Fernando Armando Valdés Pérez, le cubano-guatemaltèque récemment expulsé par les États-Unis après avoir été identifié par les autorités comme un agent des services de renseignement cubains, a réalisé pendant des années des dons électoraux aux congressistes républicains María Elvira Salazar et Mario Díaz-Balart, deux des politiciens cubano-américains les plus critiques envers le régime de La Havane.
Les contributions apparaissent dans des enregistrements de la Commission Fédérale Électorale (FEC) cités dans une enquête de la journaliste Nora Gámez Torres pour le Miami Herald, qui révèle de nouveaux détails sur les activités et les relations que Valdés a entretenues pendant ses années dans le sud de la Floride.
Selon ces enregistrements, Valdés a contribué 2.900 dollars à la campagne de réélection de María Elvira Salazar en 2022 et 1.000 dollars supplémentaires en 2024, ces derniers par l'intermédiaire d'une société enregistrée à son nom, Sr.
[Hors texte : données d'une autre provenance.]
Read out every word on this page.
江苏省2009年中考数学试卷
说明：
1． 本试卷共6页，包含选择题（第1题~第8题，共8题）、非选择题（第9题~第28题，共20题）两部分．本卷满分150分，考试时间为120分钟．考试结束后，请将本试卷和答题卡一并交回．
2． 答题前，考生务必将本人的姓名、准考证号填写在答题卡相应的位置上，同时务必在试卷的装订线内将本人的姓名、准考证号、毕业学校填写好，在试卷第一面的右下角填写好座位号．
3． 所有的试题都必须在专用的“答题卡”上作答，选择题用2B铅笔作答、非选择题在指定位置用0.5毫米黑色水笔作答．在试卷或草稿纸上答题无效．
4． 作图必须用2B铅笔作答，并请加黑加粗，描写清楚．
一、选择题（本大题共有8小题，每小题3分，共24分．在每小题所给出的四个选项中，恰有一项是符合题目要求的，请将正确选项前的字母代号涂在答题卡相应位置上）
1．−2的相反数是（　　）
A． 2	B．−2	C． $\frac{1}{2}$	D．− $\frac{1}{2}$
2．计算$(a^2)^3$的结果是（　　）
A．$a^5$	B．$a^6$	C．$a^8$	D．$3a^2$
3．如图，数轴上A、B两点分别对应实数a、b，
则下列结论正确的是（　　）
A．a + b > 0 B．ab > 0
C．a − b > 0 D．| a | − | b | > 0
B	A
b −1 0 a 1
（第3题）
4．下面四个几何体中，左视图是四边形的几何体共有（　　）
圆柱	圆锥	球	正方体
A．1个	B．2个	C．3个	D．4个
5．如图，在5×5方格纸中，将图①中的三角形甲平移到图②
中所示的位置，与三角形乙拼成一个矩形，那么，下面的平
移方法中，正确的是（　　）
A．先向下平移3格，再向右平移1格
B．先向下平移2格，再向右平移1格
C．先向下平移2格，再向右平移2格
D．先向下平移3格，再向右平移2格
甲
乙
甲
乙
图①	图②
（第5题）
Valdes Cigars.
Il a également contribué aux campagnes de Mario Díaz-Balart : 1 000 dollars en 2018 et 2 000 dollars en 2024.
En tout, les montants mentionnés par le Miami Herald s'élèvent à 6 900 dollars.
Les contributions prennent maintenant une importance particulière après que le Service de l'immigration et du contrôle des douanes (ICE) a identifié publiquement Valdés comme un agent du renseignement cubain ayant pour mission de s'infiltrer dans des organisations de l'exil depuis au moins les années 1990.
Tanto Salazar que Díaz-Balart représentent des districts du sud de la Floride et ont maintenu une position de forte opposition au régime cubain.
Le reportage n'apporte pas d'éléments indiquant que Salazar ou Díaz-Balart étaient au courant des présumés liens de Valdés avec les services de renseignement de La Havane, ni n'affirme que les dons politiques faisaient partie d'une opération d'espionnage.
Une longue infiltration dans des milieux anticastristes
Les contributions politiques constituent un autre exemple du degré d'intégration que Valdés a réussi à atteindre dans des cercles ouvertement opposés au régime cubain.
Les autorités américaines affirment que l'homme, âgé de 61 ans et résident depuis des années à Kendall, était un agent des services de renseignement de La Havane chargé de s'infiltrer parmi les exilés cubains.
Un de ses plus grands succès aurait été de se rapprocher de Luis Posada Carriles, l'une des figures les plus connues et controversées de l'exil anticastriste.
Posada, vétéran de la Baie des Cochons et ancien collaborateur de la CIA, a été pendant des décennies l'un des principaux ennemis du régime de Fidel Castro. Cuba et le Venezuela l'ont lié à l'attentat de 1976 contre un avion de Cubana de Aviación qui a fait 73 morts, bien que Posada n'ait jamais été condamné pour terrorisme aux États-Unis.
Valdés est devenu l'un de ses hommes de confiance. Selon les témoignages recueillis par Gámez Torres, il a même commencé à l'accompagner à des rendez-vous médicaux, à s'occuper de ses médicaments et à l'héberger pendant plus d'un an au Guatemala.
Orlando González, ami proche de Posada et directeur de Rescate Jurídico, a affirmé au Miami Herald que Valdés avait réussi à s'infiltrer à un niveau qui lui permettait de se déplacer entre les organisations de l'exil et de nouer des relations avec des congressistes et des sénateurs.
Déporté au Guatemala
Valdés a été arrêté le 10 juillet à l'aéroport international de Miami lors d'une opération conjointe de l'ICE, du Bureau fédéral d'enquête (FBI) et de l'Office des douanes et de la protection des frontières (CBP).
Les autorités américaines ont déterminé qu'il avait obtenu frauduleusement la résidence permanente en dissimulant ses liens avec les services de renseignement cubains.
Il a finalement été déporté au Guatemala le 7 août.
ICE n'a pas précisé publiquement quelles informations Valdés aurait obtenues durant ses années aux États-Unis, à qui il aurait fait des rapports ni quelles ont été spécifiquement ses activités pour les services de renseignement de La Havane.
Aucun chef d'accusation pénale n'a été annoncé contre lui pour espionnage ou pour avoir agi en tant qu'agent d'un gouvernement étranger.
L'affaire met maintenant en lumière la facilité avec laquelle Valdés a réussi à évoluer pendant des années dans les milieux de l'exil cubain à Miami et à se rapprocher de figures situées aux antipodes politiques du régime pour lequel, selon les autorités américaines, il travaillait.